EY Alumni - Tram Trinh

QPouvez-vous revenir sur votre expérience chez EY ?

Au moment de la levée de l’embargo des Etats-Unis au Vietnam en 1994, EY a vu l’opportunité d’être parmi les premiers à se réimplanter dans le pays et m’a proposé de rejoindre l’équipe locale à Ho Chi Minh City (Saigon), avant mon début chez EY Paris J’ai aimé vivre cette période, car me trouver au croisement de cultures différentes m’a beaucoup appris. Je pense que l’implantation d’EY sur place a été rendue facile par le fait que les Vietnamiens ont une grande soif d’apprendre et que les premières jeunes recrues de EY Vietnam étaient les meilleurs diplômés de leur université, voire du pays. C’est une particularité qui correspondait parfaitement à l’ambition que nous avions pour le développement de ce bureau : recruter des talents locaux, les former et leur transmettre notre savoir-faire.

QQue retenez-vous de votre expérience ?

Par l’audit, j’ai appris des méthodes de travail, une rigueur, celle de savoir questionner et d’être à l’écoute, de pousser jusqu’à la plus grande exhaustivité et de garder un scepticisme de rigueur.
Aujourd’hui en tant qu’entrepreneur et board member de sociétés non cotées, cette expérience me sert quotidiennement pour identifier les risques et les processus de correction en amont. C’est un réel atout de compétitivité pour les petites structures.

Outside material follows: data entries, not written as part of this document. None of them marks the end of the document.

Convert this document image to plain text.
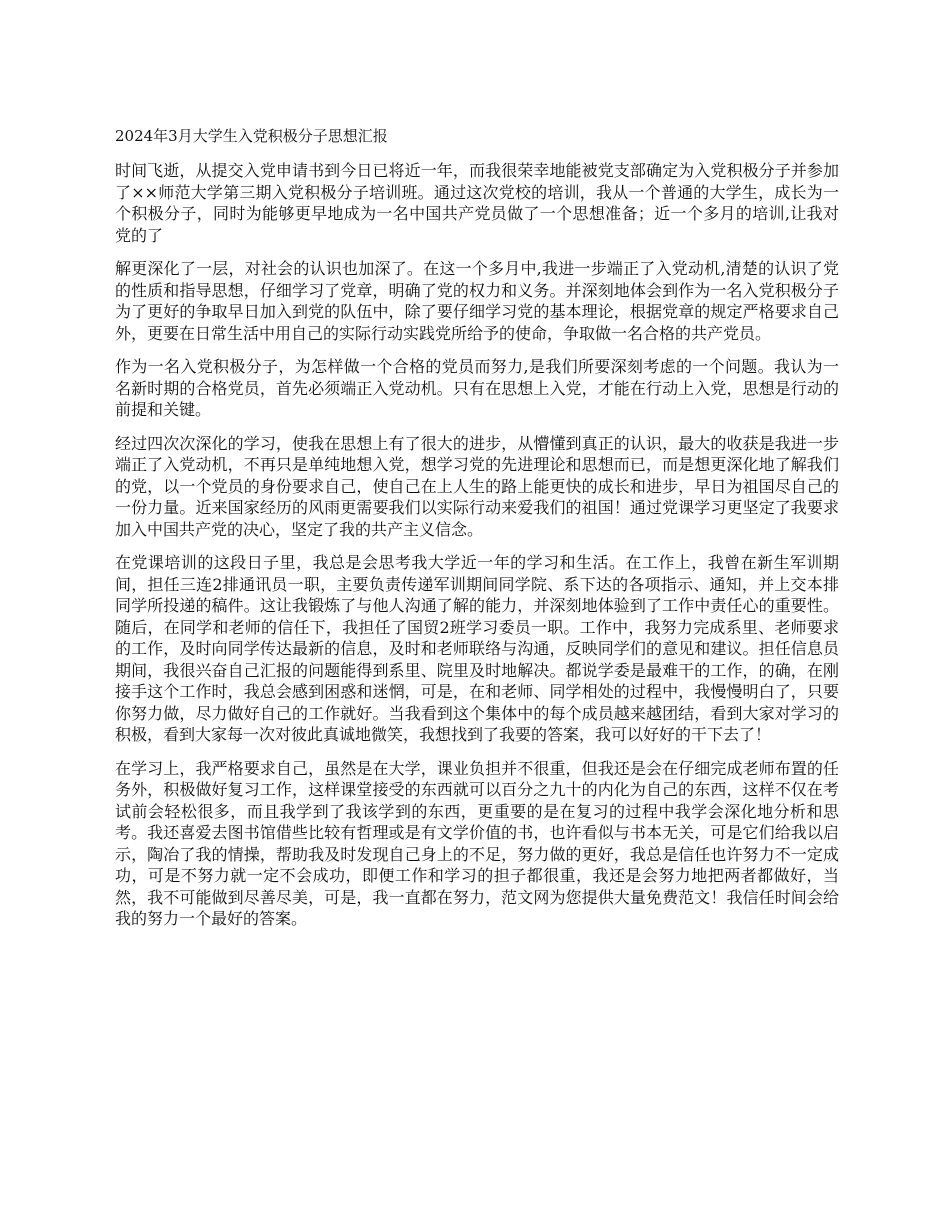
2024年3月大学生入党积极分子思想汇报

时间飞逝，从提交入党申请书到今日已将近一年，而我很荣幸地能被党支部确定为入党积极分子并参加了××师范大学第三期入党积极分子培训班。通过这次党校的培训，我从一个普通的大学生，成长为一个积极分子，同时为能够更早地成为一名中国共产党员做了一个思想准备；近一个多月的培训,让我对党的了

解更深化了一层，对社会的认识也加深了。在这一个多月中,我进一步端正了入党动机,清楚的认识了党的性质和指导思想，仔细学习了党章，明确了党的权力和义务。并深刻地体会到作为一名入党积极分子为了更好的争取早日加入到党的队伍中，除了要仔细学习党的基本理论，根据党章的规定严格要求自己外，更要在日常生活中用自己的实际行动实践党所给予的使命，争取做一名合格的共产党员。

作为一名入党积极分子，为怎样做一个合格的党员而努力,是我们所要深刻考虑的一个问题。我认为一名新时期的合格党员，首先必须端正入党动机。只有在思想上入党，才能在行动上入党，思想是行动的前提和关键。

经过四次次深化的学习，使我在思想上有了很大的进步，从懵懂到真正的认识，最大的收获是我进一步端正了入党动机，不再只是单纯地想入党，想学习党的先进理论和思想而已，而是想更深化地了解我们的党，以一个党员的身份要求自己，使自己在上人生的路上能更快的成长和进步，早日为祖国尽自己的一份力量。近来国家经历的风雨更需要我们以实际行动来爱我们的祖国！通过党课学习更坚定了我要求加入中国共产党的决心，坚定了我的共产主义信念。

在党课培训的这段日子里，我总是会思考我大学近一年的学习和生活。在工作上，我曾在新生军训期间，担任三连2排通讯员一职，主要负责传递军训期间同学院、系下达的各项指示、通知，并上交本排同学所投递的稿件。这让我锻炼了与他人沟通了解的能力，并深刻地体验到了工作中责任心的重要性。随后，在同学和老师的信任下，我担任了国贸2班学习委员一职。工作中，我努力完成系里、老师要求的工作，及时向同学传达最新的信息，及时和老师联络与沟通，反映同学们的意见和建议。担任信息员期间，我很兴奋自己汇报的问题能得到系里、院里及时地解决。都说学委是最难干的工作，的确，在刚接手这个工作时，我总会感到困惑和迷惘，可是，在和老师、同学相处的过程中，我慢慢明白了，只要你努力做，尽力做好自己的工作就好。当我看到这个集体中的每个成员越来越团结，看到大家对学习的积极，看到大家每一次对彼此真诚地微笑，我想找到了我要的答案，我可以好好的干下去了！

在学习上，我严格要求自己，虽然是在大学，课业负担并不很重，但我还是会在仔细完成老师布置的任务外，积极做好复习工作，这样课堂接受的东西就可以百分之九十的内化为自己的东西，这样不仅在考试前会轻松很多，而且我学到了我该学到的东西，更重要的是在复习的过程中我学会深化地分析和思考。我还喜爱去图书馆借些比较有哲理或是有文学价值的书，也许看似与书本无关，可是它们给我以启示，陶冶了我的情操，帮助我及时发现自己身上的不足，努力做的更好，我总是信任也许努力不一定成功，可是不努力就一定不会成功，即便工作和学习的担子都很重，我还是会努力地把两者都做好，当然，我不可能做到尽善尽美，可是，我一直都在努力，范文网为您提供大量免费范文！我信任时间会给我的努力一个最好的答案。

QPourquoi avoir créé VITANLINK en 2013 ?

J’ai créé Vitanlink pour créer une passerelle entre des sociétés déjà implantées, des équipes et des technologies à fort potentiel, notamment dans le domaine du logiciel ou de l’intelligence artificielle, et ainsi faire émerger de nouvelles solutions de santé pour la prévention.
Nous accompagnons également des sociétés créées depuis plus de 5 ans dans le domaine de la Med Tech ou de l’eSanté, qui proposent des solutions de diagnostic précoce et de suivi. Mon rôle est d’ouvrir notre réseau global, d’identifier, de cultiver et de concrétiser des alliances et des partenariats clés avec les industries qui ont la capacité d’en assurer, soit la commercialisation ou le co-développement. Je suis intimement convaincue que le futur de la santé passera par la prévention qui sera possible à grande échelle grâce aux technologies d’eSanté.

QQuels sont les bénéfices attendus de la transformation digitale et de l’intelligence artificielle dans ce domaine ?

Dans la santé, les informations sont digitalisées et récoltées en très grand nombre. Les techniques avancées d’intelligence artificielle comme le deep learning ou « apprentissage profond » constituent une classe d’algorithmes d'apprentissage automatique qui s’applique dans de nombreux champs tels la reconnaissance de formes, de la parole, le traitement automatique du langage naturel ou la reconnaissance bio-informatique. Elles permettent aux professionnels de santé d’automatiser l’interprétation des éléments complexes que l’œil humain ne peut pas rapidement ou facilement voir. Les serveurs puissants et les capacités de calcul à notre disposition viendront accélérer ces avancées, non seulement pour le diagnostic, mais aussi pour les traitements médicaux associés. Ils aideront les mathématiciens et les médecins à trouver de nouvelles molécules, accélérer la compréhension des maladies grâce à la mise en commun des données transmises par les hôpitaux, les patients.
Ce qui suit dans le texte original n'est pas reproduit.